Indeed, Heupel said the demands of prayer, family, training and fame can be rather difficult, but that he's trying not to let his “blessing become a burden.”

“The hardest thing people have to learn,” Heupel said, is to manage their time. For myself, learning to mix time between faith, the classroom, spending time preparing to do football and helping others, the key to all that is taking your faith into every aspect of life.”

In May of ‘97, while playing for community college in Utah, Heupel tore his ACL, an injury that puts most players out of commission for six months. Heupel recovered in a matter of weeks, but the experience changed his priorities.

“God wasn't No. 1 in my life,” Heupel said of the period just prior to and immediately following his injury.

“Things weren't going along the way I planned. My first year in college I allowed other things to become No. 1. I had to give God complete control over my life.”

Soon after recovering, Heupel was recruited by Oklahoma and his whirlwind rise to national prominence began.

The Future

One of the greatest blessings for Heupel, he says, is his family. He credits a close relationship with his parents, sister and relatives for his growth as a Christian, a leader and a giver.

“My parents were both leaders in their fields,” Heupel said of mom Cindy and dad Ken, a college football coach at Northern State University in Aberdeen.

“They are great human beings who genuinely care about the well being of others,” Josh said. “I saw the commitment they made to each other, but also to other people. They instilled those values in me.”

Cindy Heupel said her formula is to form a strong Catholic family that respects others whatever their religion or background. “We firmly believe that our priorities in life are faith, family and our careers,” she said.

“We always made a point of spending time together and doing family things together,” she added. “We were very fortunate because both of our parents made an effort to attend our children's baptisms and confirmations.

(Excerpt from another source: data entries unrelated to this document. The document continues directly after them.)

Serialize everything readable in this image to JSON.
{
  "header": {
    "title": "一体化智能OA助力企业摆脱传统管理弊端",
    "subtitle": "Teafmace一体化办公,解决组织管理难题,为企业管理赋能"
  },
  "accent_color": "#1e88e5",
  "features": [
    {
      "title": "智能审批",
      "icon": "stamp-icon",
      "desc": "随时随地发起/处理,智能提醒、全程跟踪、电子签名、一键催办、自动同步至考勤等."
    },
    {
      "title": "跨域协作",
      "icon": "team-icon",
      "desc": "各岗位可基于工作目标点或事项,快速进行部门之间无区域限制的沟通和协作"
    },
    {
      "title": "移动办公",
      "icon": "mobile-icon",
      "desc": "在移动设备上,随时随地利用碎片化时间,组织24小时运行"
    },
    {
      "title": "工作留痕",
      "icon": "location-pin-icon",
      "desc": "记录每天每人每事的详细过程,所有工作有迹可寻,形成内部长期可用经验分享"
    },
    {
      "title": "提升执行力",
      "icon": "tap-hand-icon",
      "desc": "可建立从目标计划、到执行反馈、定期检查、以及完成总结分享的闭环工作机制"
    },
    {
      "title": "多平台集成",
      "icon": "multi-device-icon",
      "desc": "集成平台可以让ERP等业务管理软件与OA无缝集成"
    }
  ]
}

We celebrated not only the fact that we were a family, but that we were a Christian family.”

Brush With Death Brought Family to Life

It was a brush with death, though, a severe stroke when she was 33, that Cindy Heupel believes strengthened her family most. It taught them, she said, that “through faith and prayer you can get through everything.”

After the stroke, Cindy had to learn to again to walk and to see. Throughout this difficult time, she only prayed, she said, that God would give her more time with her children. “He granted me that prayer, and I haven't taken that for granted.”

Looked at through the eyes of faith, Cindy says her illness and recovery have given her an insight into the life that awaits her famous son, Oklahoma Sooners football star Josh Heupel.

“I know that people say his performance [on the field] is tremendous, but if all you see in Josh is football, you've missed the most important things, and that's who Josh is as a person.

“I believe that God has a plan for Josh. He's a very strong Christian young man and sometimes, as a mom, I just pray that he'll have the courage and the strength. He has really given his life to God and is trying to live up to what God's plan is for him.”

As for Josh, he thinks he's ready for what lies ahead, on the field and off.

“In today's society high profile athletes are automatically thrust into the role of a role model. Some choose to embrace that and some don't I think it's important to embrace it,” Josh said.

“As a human being we are all going to fall short and none of us is string enough to do the right thing all the time, but with that relationship [with God] it definitely gives me the strength to get rough each day.”